Project Management Career Stages: Going Freelance

Paul Naybour

Many project managers enjoy a successful freelance career but taking the leap can seem like a step into the unknown. So just how do you carve out a niche for your project management services on a freelance basis?


It sounds idyllic becoming your own boss and setting your own working hours but going freelance is one of those career stages that doesn’t come without risk. Balancing the risk with reward is key to any freelance career.

Keep your skills up to date

You may be recently qualified after studying on a professional project management course or you may have several years of experience and a wide range of project management skills, either way, you need to keep your skills sharp. It doesn’t always have to be a training course although continuing to develop your skillset is a must. Reading project management blogs or journals and staying in touch with the latest issues via LinkedIn, for example, all help you keep up to date.



Get your name out there

As a freelance project manager, you need to make and maintain connections. As well as in-the-flesh networking opportunities, you can also tap into many of the online project management communities. Harness the power of social media too, especially LinkedIn for raising your profile and availability.


Build and maintain your portfolio

As well as listing qualifications, you also need to make sure that you make the most of your project management and employment experiences. Make the most of every ounce of experience by listing them as short and long term projects, discussing their risk and crisis points, the finer points of team management as well as highlighting effective communication skills.


Set your work hours

It is part and parcel of the job that freelance project managers (as well as other freelancers) work long project hours. There are times when late-night, stressful sessions are unavoidable but you don’t want these to become the norm. Protect your work-life balance by setting your work hours and sticking to them.

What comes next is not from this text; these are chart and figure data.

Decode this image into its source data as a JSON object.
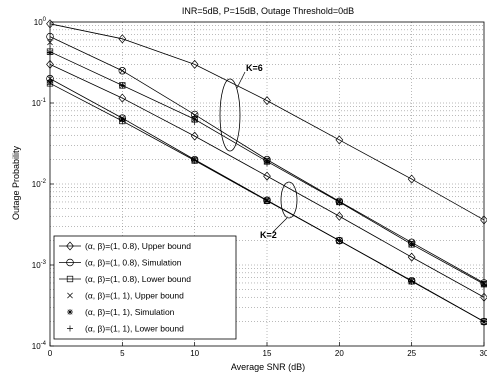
{
  "chart_data": {
    "type": "line",
    "title": "INR=5dB, P=15dB, Outage Threshold=0dB",
    "xlabel": "Average SNR (dB)",
    "ylabel": "Outage Probability",
    "xlim": [
      0,
      30
    ],
    "ylim": [
      0.0001,
      1
    ],
    "yscale": "log",
    "grid": true,
    "legend_position": "bottom-left",
    "x_ticks": [
      "0",
      "5",
      "10",
      "15",
      "20",
      "25",
      "30"
    ],
    "y_ticks": [
      {
        "base": "10",
        "exp": "0"
      },
      {
        "base": "10",
        "exp": "-1"
      },
      {
        "base": "10",
        "exp": "-2"
      },
      {
        "base": "10",
        "exp": "-3"
      },
      {
        "base": "10",
        "exp": "-4"
      }
    ],
    "annotations": [
      {
        "text": "K=6"
      },
      {
        "text": "K=2"
      }
    ],
    "x": [
      0,
      5,
      10,
      15,
      20,
      25,
      30
    ],
    "series": [
      {
        "name": "(α, β)=(1, 0.8), Upper bound",
        "marker": "diamond",
        "group": "K=6",
        "values": [
          0.95,
          0.62,
          0.3,
          0.107,
          0.035,
          0.0115,
          0.0036
        ]
      },
      {
        "name": "(α, β)=(1, 0.8), Simulation",
        "marker": "circle",
        "group": "K=6",
        "values": [
          0.66,
          0.25,
          0.072,
          0.02,
          0.0061,
          0.0019,
          0.0006
        ]
      },
      {
        "name": "(α, β)=(1, 0.8), Lower bound",
        "marker": "square",
        "group": "K=6",
        "values": [
          0.43,
          0.165,
          0.063,
          0.019,
          0.006,
          0.0018,
          0.00058
        ]
      },
      {
        "name": "(α, β)=(1, 0.8), Upper bound",
        "marker": "diamond",
        "group": "K=2",
        "values": [
          0.3,
          0.115,
          0.039,
          0.0125,
          0.004,
          0.00125,
          0.0004
        ]
      },
      {
        "name": "(α, β)=(1, 0.8), Simulation",
        "marker": "circle",
        "group": "K=2",
        "values": [
          0.2,
          0.065,
          0.02,
          0.0063,
          0.002,
          0.00064,
          0.0002
        ]
      },
      {
        "name": "(α, β)=(1, 0.8), Lower bound",
        "marker": "square",
        "group": "K=2",
        "values": [
          0.175,
          0.06,
          0.0195,
          0.0062,
          0.002,
          0.00063,
          0.0002
        ]
      },
      {
        "name": "(α, β)=(1, 1), Upper bound",
        "marker": "x",
        "group": "K=6",
        "values": [
          0.56,
          0.25,
          0.07,
          0.02,
          0.0061,
          0.0019,
          0.0006
        ]
      },
      {
        "name": "(α, β)=(1, 1), Simulation",
        "marker": "star",
        "group": "K=6",
        "values": [
          0.42,
          0.165,
          0.063,
          0.019,
          0.006,
          0.0018,
          0.00058
        ]
      },
      {
        "name": "(α, β)=(1, 1), Lower bound",
        "marker": "plus",
        "group": "K=6",
        "values": [
          0.42,
          0.165,
          0.058,
          0.018,
          0.0058,
          0.0018,
          0.00056
        ]
      },
      {
        "name": "(α, β)=(1, 1), Upper bound",
        "marker": "x",
        "group": "K=2",
        "values": [
          0.2,
          0.065,
          0.02,
          0.0063,
          0.002,
          0.00064,
          0.0002
        ]
      },
      {
        "name": "(α, β)=(1, 1), Simulation",
        "marker": "star",
        "group": "K=2",
        "values": [
          0.18,
          0.062,
          0.0198,
          0.0062,
          0.002,
          0.00063,
          0.0002
        ]
      },
      {
        "name": "(α, β)=(1, 1), Lower bound",
        "marker": "plus",
        "group": "K=2",
        "values": [
          0.17,
          0.06,
          0.0193,
          0.0061,
          0.002,
          0.00062,
          0.0002
        ]
      }
    ],
    "legend": [
      {
        "label": "(α, β)=(1, 0.8), Upper bound",
        "marker": "diamond",
        "line": true
      },
      {
        "label": "(α, β)=(1, 0.8), Simulation",
        "marker": "circle",
        "line": true
      },
      {
        "label": "(α, β)=(1, 0.8), Lower bound",
        "marker": "square",
        "line": true
      },
      {
        "label": "(α, β)=(1, 1), Upper bound",
        "marker": "x",
        "line": false
      },
      {
        "label": "(α, β)=(1, 1), Simulation",
        "marker": "star",
        "line": false
      },
      {
        "label": "(α, β)=(1, 1), Lower bound",
        "marker": "plus",
        "line": false
      }
    ]
  }
}
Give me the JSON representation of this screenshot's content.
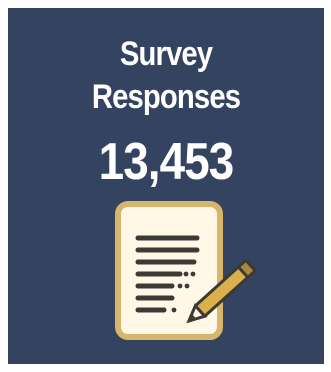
{
  "tile": {
    "title_line1": "Survey",
    "title_line2": "Responses",
    "count": "13,453",
    "icon": "document-pencil-icon",
    "colors": {
      "background": "#34435f",
      "text": "#ffffff",
      "paper": "#fff8e6",
      "paper_border": "#d7b56d",
      "lines": "#3d3a35",
      "pencil": "#d9b04c"
    }
  }
}
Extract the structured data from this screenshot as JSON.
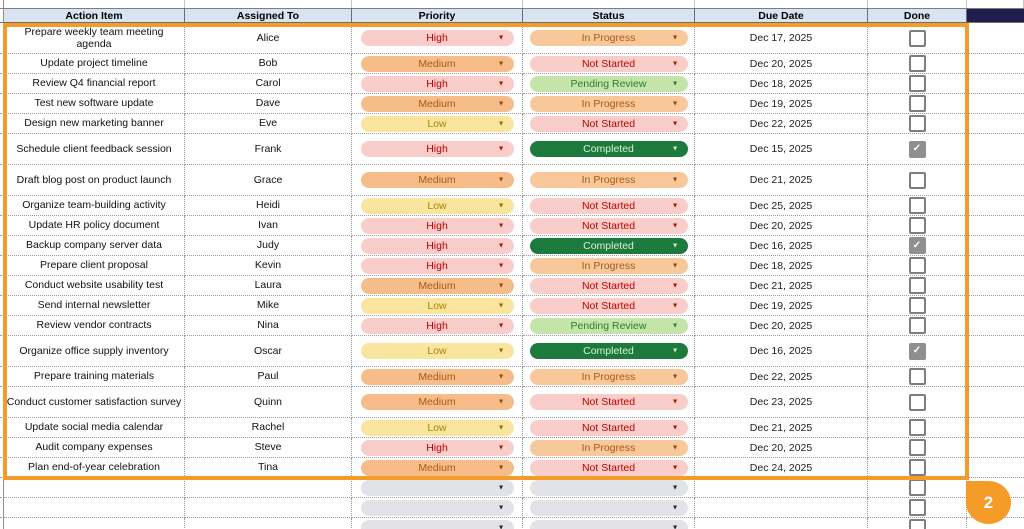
{
  "table": {
    "columns": [
      "Action Item",
      "Assigned To",
      "Priority",
      "Status",
      "Due Date",
      "Done"
    ],
    "rows": [
      {
        "action": "Prepare weekly team meeting agenda",
        "assignee": "Alice",
        "priority": "High",
        "status": "In Progress",
        "due": "Dec 17, 2025",
        "done": false,
        "tall": true
      },
      {
        "action": "Update project timeline",
        "assignee": "Bob",
        "priority": "Medium",
        "status": "Not Started",
        "due": "Dec 20, 2025",
        "done": false,
        "tall": false
      },
      {
        "action": "Review Q4 financial report",
        "assignee": "Carol",
        "priority": "High",
        "status": "Pending Review",
        "due": "Dec 18, 2025",
        "done": false,
        "tall": false
      },
      {
        "action": "Test new software update",
        "assignee": "Dave",
        "priority": "Medium",
        "status": "In Progress",
        "due": "Dec 19, 2025",
        "done": false,
        "tall": false
      },
      {
        "action": "Design new marketing banner",
        "assignee": "Eve",
        "priority": "Low",
        "status": "Not Started",
        "due": "Dec 22, 2025",
        "done": false,
        "tall": false
      },
      {
        "action": "Schedule client feedback session",
        "assignee": "Frank",
        "priority": "High",
        "status": "Completed",
        "due": "Dec 15, 2025",
        "done": true,
        "tall": true
      },
      {
        "action": "Draft blog post on product launch",
        "assignee": "Grace",
        "priority": "Medium",
        "status": "In Progress",
        "due": "Dec 21, 2025",
        "done": false,
        "tall": true
      },
      {
        "action": "Organize team-building activity",
        "assignee": "Heidi",
        "priority": "Low",
        "status": "Not Started",
        "due": "Dec 25, 2025",
        "done": false,
        "tall": false
      },
      {
        "action": "Update HR policy document",
        "assignee": "Ivan",
        "priority": "High",
        "status": "Not Started",
        "due": "Dec 20, 2025",
        "done": false,
        "tall": false
      },
      {
        "action": "Backup company server data",
        "assignee": "Judy",
        "priority": "High",
        "status": "Completed",
        "due": "Dec 16, 2025",
        "done": true,
        "tall": false
      },
      {
        "action": "Prepare client proposal",
        "assignee": "Kevin",
        "priority": "High",
        "status": "In Progress",
        "due": "Dec 18, 2025",
        "done": false,
        "tall": false
      },
      {
        "action": "Conduct website usability test",
        "assignee": "Laura",
        "priority": "Medium",
        "status": "Not Started",
        "due": "Dec 21, 2025",
        "done": false,
        "tall": false
      },
      {
        "action": "Send internal newsletter",
        "assignee": "Mike",
        "priority": "Low",
        "status": "Not Started",
        "due": "Dec 19, 2025",
        "done": false,
        "tall": false
      },
      {
        "action": "Review vendor contracts",
        "assignee": "Nina",
        "priority": "High",
        "status": "Pending Review",
        "due": "Dec 20, 2025",
        "done": false,
        "tall": false
      },
      {
        "action": "Organize office supply inventory",
        "assignee": "Oscar",
        "priority": "Low",
        "status": "Completed",
        "due": "Dec 16, 2025",
        "done": true,
        "tall": true
      },
      {
        "action": "Prepare training materials",
        "assignee": "Paul",
        "priority": "Medium",
        "status": "In Progress",
        "due": "Dec 22, 2025",
        "done": false,
        "tall": false
      },
      {
        "action": "Conduct customer satisfaction survey",
        "assignee": "Quinn",
        "priority": "Medium",
        "status": "Not Started",
        "due": "Dec 23, 2025",
        "done": false,
        "tall": true
      },
      {
        "action": "Update social media calendar",
        "assignee": "Rachel",
        "priority": "Low",
        "status": "Not Started",
        "due": "Dec 21, 2025",
        "done": false,
        "tall": false
      },
      {
        "action": "Audit company expenses",
        "assignee": "Steve",
        "priority": "High",
        "status": "In Progress",
        "due": "Dec 20, 2025",
        "done": false,
        "tall": false
      },
      {
        "action": "Plan end-of-year celebration",
        "assignee": "Tina",
        "priority": "Medium",
        "status": "Not Started",
        "due": "Dec 24, 2025",
        "done": false,
        "tall": false
      }
    ],
    "empty_rows": 3
  },
  "marker": {
    "label": "2"
  },
  "icons": {
    "dropdown": "▼",
    "check": "✓"
  },
  "colors": {
    "header_bg": "#d9e4f2",
    "header_extra_navy": "#211d4e",
    "selection_orange": "#f49c27",
    "priority_high_bg": "#f8cdca",
    "priority_high_text": "#c00000",
    "priority_medium_bg": "#f6bd8b",
    "priority_medium_text": "#a85a10",
    "priority_low_bg": "#fae59e",
    "priority_low_text": "#a98600",
    "status_in_progress_bg": "#f8c89b",
    "status_not_started_bg": "#f9cdc9",
    "status_pending_review_bg": "#c4e4a9",
    "status_pending_review_text": "#2e7d32",
    "status_completed_bg": "#1c7a3d",
    "status_completed_text": "#daf0d4",
    "empty_pill_bg": "#e2e3e8",
    "checkbox_checked_bg": "#8f8f8f"
  }
}
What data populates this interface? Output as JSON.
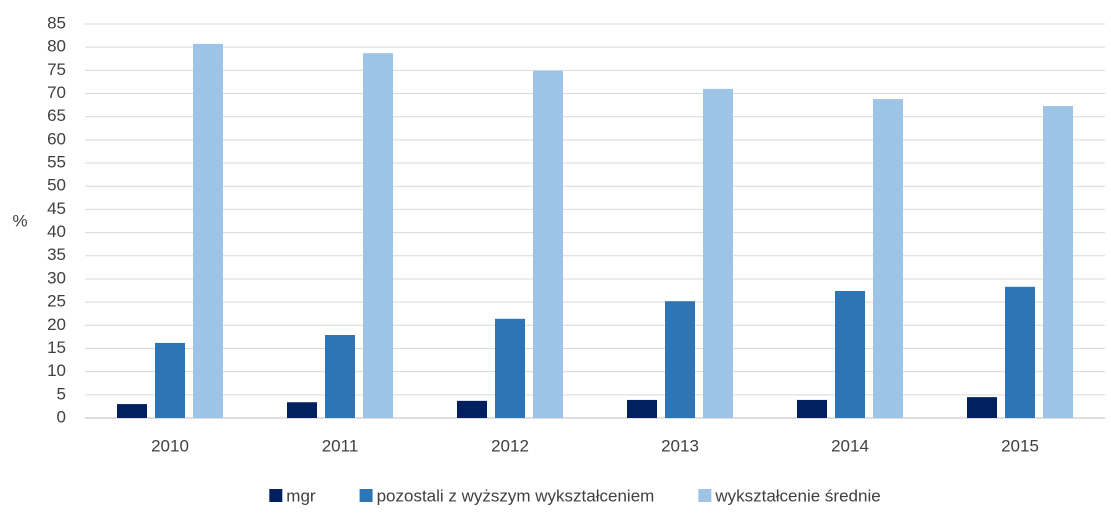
{
  "chart_data": {
    "type": "bar",
    "y_label": "%",
    "categories": [
      "2010",
      "2011",
      "2012",
      "2013",
      "2014",
      "2015"
    ],
    "series": [
      {
        "name": "mgr",
        "color": "#002060",
        "values": [
          3.0,
          3.4,
          3.7,
          3.9,
          3.9,
          4.5
        ]
      },
      {
        "name": "pozostali z wyższym wykształceniem",
        "color": "#2e75b6",
        "values": [
          16.2,
          17.9,
          21.4,
          25.2,
          27.4,
          28.3
        ]
      },
      {
        "name": "wykształcenie średnie",
        "color": "#9dc3e6",
        "values": [
          80.7,
          78.7,
          74.9,
          71.0,
          68.8,
          67.3
        ]
      }
    ],
    "ylim": [
      0,
      85
    ],
    "yticks": [
      0,
      5,
      10,
      15,
      20,
      25,
      30,
      35,
      40,
      45,
      50,
      55,
      60,
      65,
      70,
      75,
      80,
      85
    ],
    "grid": true,
    "legend": "bottom"
  }
}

Make contacting you easy and keep communications clear

You want people to be able to contact you easily but you also need to be able to respond quickly when someone makes an enquiry. An e-newsletter can be a great way of staying in touch with clients and interested parties too. A weekly round up is a great idea and one that can reap many rewards in terms of work.


Be clear on who you are and what you offer

This isn’t just about your skillset but about your values and ethics. If you applied for a paid position, you would do so with a company that aligned with your own personal values and ethics. Opting to work as a freelance project manager is no different. When you work with a client whose goals and values align with your own, you’ll find that the project and communications run much more smoothly.


Training for project managers covers many facets and for the freelance project manager, it certainly equips them with the technical skillset they need. If you are serious about freelance work, why not consider business-related courses too?